Wednesday, 7 March 2012
Irony
The irony is that you set out to go for pleasant country walks hoping to enjoy unconfined wildlife in order to escape the scheming, the machinations and the skulduggery that so often goes with aspects of human affairs; and what do you find? Deception, fraudulent claims, spin and skulduggery; and you meet the kind of people who can live with it and even promote more of it. Not difficult to understand why you don’t see them spending much time out on the land themselves apart from in the line of duty: they know you can’t come here to escape the kind of racket they go in for themselves.

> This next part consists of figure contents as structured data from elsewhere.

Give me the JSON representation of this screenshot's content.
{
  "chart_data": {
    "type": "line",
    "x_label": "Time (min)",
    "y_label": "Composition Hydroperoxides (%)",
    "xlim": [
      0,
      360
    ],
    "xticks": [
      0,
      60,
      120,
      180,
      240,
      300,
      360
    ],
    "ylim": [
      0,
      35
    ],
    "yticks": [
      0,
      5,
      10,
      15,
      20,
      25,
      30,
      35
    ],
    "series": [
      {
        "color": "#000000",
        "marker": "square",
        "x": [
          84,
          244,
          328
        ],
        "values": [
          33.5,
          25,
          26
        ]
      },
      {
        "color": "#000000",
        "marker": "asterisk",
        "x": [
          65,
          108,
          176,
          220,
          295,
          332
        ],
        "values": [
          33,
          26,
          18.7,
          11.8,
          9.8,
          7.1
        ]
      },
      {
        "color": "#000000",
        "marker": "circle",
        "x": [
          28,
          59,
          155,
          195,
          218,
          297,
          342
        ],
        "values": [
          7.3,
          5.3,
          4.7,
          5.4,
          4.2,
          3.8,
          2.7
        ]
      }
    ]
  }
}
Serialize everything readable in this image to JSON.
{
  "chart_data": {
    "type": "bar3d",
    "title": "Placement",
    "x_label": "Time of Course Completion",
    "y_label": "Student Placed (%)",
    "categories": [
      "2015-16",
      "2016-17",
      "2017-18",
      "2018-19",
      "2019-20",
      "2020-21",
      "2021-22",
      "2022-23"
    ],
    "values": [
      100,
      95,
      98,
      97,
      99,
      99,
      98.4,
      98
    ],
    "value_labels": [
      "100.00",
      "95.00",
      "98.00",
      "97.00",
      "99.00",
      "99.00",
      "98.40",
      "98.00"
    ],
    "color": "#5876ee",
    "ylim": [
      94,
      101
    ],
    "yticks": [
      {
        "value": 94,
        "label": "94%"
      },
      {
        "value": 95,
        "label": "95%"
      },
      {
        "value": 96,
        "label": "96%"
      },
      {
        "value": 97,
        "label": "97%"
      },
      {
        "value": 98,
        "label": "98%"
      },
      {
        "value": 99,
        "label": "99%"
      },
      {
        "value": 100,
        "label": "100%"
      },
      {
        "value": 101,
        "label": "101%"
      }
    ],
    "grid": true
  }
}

What brings on these thoughts? Simply the accumulating evidence that the conservation industry is hell-bent on deceiving the public into thinking that they (the public) are being consulted on the future of the Sheffield Moors. In reality they’ve already decided what they intend to do and have calculated how much they will get out of it. The present series of meetings run by the Sheffield Moors Partnership is a stitch-up and nobody seriously believes otherwise including, I guess, those who are planning them (particularly them). The admission that funding provides a significant motivation was hardly avoidable. It was put in terms of scale – a larger area would be able to attract more money than several smaller sites. But we know that there is very little if any public involvement in these decisions and that the larger the unit the less say the people will get. It was always true. And for us on Blacka that will distance us once again from the important point of decision and give Sheffield Wildlife Trust an extended comfort zone to shrug off criticism and accountability.